26. When PCGCP Partner 1 reported back to his partners at PCGCP, he explained only that Loglisci had proposed a joint venture comprised of the Clinton Group, PCGCP, and the Dallas Manager. At no time did PCGCP Partner 1 reveal to his partners the fact of Morris’s participation in the joint venture. Further, PCGCP Partner 1 did not reveal to his partners that the proposal from Loglisci had been communicated through the Dallas Manager as a take-it-or-leave-it proposition dependent upon the Dallas Manager’s participation in the deal.

27. PCGCP agreed to move forward according to the terms that PCGCP Partner 1 had explained. In or about spring 2006, PCGCP and the Clinton Group worked to finalize details of the joint venture, which came to be known as Strategic Co-Investment Partners (“SCP”). The economic split that the parties agreed to was 45% for PCGCP, 45% for the Clinton Group, and 10% for the Dallas Manager.

28. Loglisci selected Aldus Equities (“Aldus”) to vet SCP for the CRF, instructing Aldus that this was to be an expedited project. At PCGCP’s suggestion, Aldus instructed all parties to the joint venture to sign officer’s certificates. By signing the certificate, the signatory swore on behalf of his employer that he would not pay any third parties on the SCP transaction, and that he did not know of any third parties that were to be paid on the SCP transaction. PCGCP Partner 1 executed an officer’s certificate on behalf of PCGCP. PCGCP Partner 1 represented that no third parties would be paid on the SCP investment. He knew this to be false, because he was aware from his discussions with the Dallas Manager that Morris would receive 5% of the economics on SCP. PCGCP’s founding principal (the “PCGCP Principal”) also executed an officer’s certificate, indicating his understanding that no third parties would be paid on the SCP investment. The PCGCP Principal’s officer’s certificate was properly executed, as he had no knowledge of Morris’s participation in SCP.

29. In or about June 2006, Aldus concluded its analysis of SCP. Shortly thereafter, the CRF informed members of SCP that it planned to commit $750 million to SCP. At the time, this represented the largest single commitment CRF had made in an alternative investment.

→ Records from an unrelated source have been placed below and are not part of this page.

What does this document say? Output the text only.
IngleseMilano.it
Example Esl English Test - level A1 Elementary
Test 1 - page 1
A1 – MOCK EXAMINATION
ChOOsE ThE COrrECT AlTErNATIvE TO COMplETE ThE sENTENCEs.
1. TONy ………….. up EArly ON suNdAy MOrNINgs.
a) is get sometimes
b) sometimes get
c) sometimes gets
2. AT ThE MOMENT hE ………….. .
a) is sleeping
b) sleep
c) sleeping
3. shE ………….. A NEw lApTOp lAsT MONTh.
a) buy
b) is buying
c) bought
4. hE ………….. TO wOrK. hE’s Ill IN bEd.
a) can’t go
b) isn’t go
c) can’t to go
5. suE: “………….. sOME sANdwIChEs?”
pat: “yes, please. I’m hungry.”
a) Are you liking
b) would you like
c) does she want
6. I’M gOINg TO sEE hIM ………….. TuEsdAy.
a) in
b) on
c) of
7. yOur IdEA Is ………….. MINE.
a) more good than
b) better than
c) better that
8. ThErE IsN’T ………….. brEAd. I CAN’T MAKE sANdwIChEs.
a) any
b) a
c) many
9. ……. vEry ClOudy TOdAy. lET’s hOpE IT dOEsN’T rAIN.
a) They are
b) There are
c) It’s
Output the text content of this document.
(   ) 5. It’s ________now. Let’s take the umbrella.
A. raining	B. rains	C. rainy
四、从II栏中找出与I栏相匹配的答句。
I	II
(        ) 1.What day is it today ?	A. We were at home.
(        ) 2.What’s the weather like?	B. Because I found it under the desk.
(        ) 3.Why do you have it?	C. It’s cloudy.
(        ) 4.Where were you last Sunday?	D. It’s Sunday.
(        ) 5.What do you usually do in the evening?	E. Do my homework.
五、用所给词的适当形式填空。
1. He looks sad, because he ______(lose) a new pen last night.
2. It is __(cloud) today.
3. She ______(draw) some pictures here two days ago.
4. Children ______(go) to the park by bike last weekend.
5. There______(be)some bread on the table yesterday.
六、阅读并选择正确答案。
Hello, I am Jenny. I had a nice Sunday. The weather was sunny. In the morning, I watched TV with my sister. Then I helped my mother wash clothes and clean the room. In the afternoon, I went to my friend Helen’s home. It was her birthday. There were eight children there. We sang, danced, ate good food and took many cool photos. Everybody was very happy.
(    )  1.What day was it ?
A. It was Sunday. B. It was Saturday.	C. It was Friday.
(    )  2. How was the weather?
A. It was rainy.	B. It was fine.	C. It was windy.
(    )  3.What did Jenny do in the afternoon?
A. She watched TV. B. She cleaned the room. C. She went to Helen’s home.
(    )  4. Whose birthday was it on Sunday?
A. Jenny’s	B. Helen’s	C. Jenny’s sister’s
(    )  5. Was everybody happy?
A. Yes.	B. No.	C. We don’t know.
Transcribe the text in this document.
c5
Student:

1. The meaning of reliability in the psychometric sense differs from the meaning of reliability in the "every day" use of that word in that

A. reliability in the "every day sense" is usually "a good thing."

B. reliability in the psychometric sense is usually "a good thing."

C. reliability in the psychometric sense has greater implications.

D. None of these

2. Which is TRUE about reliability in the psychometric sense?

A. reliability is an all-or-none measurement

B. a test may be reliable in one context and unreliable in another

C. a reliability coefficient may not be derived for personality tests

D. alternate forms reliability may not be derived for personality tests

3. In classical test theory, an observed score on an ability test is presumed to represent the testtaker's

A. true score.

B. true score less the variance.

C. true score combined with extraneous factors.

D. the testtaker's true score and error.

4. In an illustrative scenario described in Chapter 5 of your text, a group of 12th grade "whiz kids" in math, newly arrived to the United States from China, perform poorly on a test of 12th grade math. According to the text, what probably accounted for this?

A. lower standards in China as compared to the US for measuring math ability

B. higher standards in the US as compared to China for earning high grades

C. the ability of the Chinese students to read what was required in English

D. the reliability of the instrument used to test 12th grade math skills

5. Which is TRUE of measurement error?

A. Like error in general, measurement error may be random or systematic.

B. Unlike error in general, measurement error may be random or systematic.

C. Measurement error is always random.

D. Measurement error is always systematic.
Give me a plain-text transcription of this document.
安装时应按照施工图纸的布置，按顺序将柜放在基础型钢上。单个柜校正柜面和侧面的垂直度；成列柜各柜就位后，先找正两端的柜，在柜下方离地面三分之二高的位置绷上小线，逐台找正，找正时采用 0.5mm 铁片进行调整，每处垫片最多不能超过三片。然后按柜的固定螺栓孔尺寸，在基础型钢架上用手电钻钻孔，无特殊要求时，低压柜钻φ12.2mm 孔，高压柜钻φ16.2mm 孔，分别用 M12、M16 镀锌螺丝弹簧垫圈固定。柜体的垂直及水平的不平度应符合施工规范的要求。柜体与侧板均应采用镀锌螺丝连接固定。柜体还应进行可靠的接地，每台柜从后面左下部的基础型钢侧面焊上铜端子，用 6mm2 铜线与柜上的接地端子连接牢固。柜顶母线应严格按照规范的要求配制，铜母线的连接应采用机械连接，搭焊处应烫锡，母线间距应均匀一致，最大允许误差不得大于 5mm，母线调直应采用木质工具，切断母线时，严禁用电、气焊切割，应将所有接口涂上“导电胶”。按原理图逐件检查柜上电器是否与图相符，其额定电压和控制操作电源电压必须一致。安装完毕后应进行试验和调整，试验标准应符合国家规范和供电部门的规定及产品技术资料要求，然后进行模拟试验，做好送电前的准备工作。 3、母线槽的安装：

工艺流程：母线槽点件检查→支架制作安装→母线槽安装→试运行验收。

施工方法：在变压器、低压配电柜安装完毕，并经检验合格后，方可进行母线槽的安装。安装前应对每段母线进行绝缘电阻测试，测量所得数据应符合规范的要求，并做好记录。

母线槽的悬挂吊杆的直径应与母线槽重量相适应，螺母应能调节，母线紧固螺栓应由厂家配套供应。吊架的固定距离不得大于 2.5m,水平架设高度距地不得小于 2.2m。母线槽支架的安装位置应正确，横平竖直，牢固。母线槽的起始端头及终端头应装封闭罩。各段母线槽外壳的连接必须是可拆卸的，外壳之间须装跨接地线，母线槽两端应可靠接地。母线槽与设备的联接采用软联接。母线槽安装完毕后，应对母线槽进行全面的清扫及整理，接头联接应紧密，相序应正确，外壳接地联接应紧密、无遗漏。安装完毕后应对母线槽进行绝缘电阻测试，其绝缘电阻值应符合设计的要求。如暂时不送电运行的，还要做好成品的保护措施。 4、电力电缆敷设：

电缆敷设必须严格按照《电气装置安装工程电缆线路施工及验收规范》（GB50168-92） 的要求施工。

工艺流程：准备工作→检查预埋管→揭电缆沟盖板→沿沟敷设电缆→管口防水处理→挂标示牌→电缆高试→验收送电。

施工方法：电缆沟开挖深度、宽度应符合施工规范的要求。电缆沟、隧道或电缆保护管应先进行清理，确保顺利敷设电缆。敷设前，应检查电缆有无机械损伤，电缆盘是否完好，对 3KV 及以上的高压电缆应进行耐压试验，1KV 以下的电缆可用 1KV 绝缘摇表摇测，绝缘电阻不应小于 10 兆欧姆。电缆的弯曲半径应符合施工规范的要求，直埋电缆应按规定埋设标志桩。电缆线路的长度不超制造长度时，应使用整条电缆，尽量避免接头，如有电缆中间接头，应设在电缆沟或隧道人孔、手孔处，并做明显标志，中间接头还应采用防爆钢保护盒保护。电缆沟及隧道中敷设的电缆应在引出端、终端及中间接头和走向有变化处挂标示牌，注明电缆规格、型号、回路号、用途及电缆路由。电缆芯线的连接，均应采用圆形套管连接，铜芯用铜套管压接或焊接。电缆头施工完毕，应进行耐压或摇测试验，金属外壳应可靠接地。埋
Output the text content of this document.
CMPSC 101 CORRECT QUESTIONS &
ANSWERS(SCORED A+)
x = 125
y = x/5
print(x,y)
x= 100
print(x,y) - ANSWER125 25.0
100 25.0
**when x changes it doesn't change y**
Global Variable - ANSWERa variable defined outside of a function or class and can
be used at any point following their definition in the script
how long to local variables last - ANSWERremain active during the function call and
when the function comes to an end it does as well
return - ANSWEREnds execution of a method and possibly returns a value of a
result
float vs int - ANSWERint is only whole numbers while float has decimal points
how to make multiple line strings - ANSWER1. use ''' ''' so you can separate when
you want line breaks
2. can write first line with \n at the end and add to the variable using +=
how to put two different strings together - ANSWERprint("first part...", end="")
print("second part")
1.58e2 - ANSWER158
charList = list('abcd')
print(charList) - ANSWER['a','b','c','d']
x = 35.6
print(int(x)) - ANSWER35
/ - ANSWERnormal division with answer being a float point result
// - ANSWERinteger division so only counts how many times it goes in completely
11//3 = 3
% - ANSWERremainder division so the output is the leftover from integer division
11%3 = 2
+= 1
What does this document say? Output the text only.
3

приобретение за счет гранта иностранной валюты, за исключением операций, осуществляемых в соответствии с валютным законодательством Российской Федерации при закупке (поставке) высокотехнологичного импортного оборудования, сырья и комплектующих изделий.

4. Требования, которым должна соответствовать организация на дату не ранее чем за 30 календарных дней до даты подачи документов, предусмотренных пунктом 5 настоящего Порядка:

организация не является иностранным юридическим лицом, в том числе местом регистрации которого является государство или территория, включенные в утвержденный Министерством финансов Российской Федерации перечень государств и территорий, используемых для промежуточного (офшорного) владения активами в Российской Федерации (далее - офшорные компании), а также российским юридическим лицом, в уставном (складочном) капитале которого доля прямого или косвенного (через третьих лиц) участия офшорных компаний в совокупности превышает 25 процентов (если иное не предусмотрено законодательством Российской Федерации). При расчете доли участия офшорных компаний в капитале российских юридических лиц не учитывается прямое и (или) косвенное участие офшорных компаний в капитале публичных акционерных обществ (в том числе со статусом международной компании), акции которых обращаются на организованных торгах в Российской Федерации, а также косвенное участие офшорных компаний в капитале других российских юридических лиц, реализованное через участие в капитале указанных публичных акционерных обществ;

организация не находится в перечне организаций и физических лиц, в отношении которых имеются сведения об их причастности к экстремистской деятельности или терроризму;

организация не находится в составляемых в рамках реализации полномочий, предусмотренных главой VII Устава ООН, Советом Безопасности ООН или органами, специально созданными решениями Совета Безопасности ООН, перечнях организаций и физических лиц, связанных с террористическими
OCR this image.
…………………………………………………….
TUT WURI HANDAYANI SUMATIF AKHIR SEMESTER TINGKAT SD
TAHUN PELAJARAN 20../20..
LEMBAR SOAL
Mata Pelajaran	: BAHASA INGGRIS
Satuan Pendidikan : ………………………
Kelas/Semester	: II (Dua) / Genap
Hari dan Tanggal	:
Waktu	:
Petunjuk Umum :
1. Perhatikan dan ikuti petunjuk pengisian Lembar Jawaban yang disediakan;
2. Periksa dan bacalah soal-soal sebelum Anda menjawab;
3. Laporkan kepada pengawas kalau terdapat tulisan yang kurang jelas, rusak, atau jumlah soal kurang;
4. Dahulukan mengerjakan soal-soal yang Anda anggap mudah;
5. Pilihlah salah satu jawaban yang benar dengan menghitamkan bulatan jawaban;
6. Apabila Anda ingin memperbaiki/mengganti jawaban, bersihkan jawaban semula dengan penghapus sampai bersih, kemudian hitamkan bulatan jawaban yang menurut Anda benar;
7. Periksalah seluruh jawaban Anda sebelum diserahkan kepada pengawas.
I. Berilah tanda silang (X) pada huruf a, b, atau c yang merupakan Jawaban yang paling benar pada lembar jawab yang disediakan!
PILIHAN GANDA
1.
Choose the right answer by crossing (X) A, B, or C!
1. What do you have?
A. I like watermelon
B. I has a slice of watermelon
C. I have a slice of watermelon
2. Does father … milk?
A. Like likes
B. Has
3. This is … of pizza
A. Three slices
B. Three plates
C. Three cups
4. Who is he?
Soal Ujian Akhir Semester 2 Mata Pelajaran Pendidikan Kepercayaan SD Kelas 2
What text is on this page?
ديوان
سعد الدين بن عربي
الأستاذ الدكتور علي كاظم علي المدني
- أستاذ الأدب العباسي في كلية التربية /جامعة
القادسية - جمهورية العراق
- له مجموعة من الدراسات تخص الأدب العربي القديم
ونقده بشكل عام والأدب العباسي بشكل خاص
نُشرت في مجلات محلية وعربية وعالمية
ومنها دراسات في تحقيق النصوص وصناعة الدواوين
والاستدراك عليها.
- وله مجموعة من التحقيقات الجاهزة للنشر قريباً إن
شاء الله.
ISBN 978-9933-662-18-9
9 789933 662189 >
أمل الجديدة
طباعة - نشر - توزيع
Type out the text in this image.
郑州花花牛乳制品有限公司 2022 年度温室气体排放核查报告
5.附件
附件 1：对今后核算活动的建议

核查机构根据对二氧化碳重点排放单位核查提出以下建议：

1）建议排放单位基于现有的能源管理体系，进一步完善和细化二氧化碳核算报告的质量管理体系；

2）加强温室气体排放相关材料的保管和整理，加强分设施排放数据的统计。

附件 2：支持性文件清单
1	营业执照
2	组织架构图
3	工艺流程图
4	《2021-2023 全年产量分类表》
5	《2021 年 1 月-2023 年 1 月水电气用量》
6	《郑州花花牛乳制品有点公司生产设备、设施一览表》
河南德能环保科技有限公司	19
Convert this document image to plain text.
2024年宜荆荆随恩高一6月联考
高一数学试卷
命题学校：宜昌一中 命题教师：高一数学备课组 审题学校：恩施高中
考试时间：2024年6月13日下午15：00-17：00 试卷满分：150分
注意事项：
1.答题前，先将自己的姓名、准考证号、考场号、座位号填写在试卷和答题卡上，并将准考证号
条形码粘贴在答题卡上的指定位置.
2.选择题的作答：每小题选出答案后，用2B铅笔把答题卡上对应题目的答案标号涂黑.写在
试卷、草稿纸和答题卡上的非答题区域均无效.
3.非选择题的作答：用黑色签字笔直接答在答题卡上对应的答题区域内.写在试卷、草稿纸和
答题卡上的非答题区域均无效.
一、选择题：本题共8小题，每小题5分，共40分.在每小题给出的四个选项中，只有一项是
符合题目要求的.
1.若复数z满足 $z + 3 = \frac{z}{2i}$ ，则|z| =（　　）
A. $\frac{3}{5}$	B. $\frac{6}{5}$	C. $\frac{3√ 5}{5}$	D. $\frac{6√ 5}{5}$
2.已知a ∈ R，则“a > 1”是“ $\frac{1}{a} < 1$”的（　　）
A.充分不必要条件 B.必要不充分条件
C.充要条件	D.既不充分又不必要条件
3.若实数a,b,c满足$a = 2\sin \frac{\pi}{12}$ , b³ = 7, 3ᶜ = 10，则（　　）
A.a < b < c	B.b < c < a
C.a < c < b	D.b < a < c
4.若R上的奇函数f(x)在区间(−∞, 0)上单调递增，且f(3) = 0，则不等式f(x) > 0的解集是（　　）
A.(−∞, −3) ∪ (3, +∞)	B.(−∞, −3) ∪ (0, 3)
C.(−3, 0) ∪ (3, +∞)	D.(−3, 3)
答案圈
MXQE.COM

30. In or about September 2006, on the eve of CRF making its formal commitment to SCP, three partners, including PCGCP Partner 1, resigned their positions with PCGCP. At the urging of the Clinton Executive and Loglisci, PCGCP Partner 1 went to work at the Clinton Group. Subsequently, CRF investment staff, at Loglisci’s direction, contacted the participants of SCP and informed them that the economics on SCP had changed. Instead of a 45-45-10 split, the Clinton Group would now take 70% of SCP, the Dallas Manager would retain his 10%, and PCGCP would be left with 20%.

31. On or about October 3, 2006, the CRF formally committed $750 million to SCP in its new incarnation.”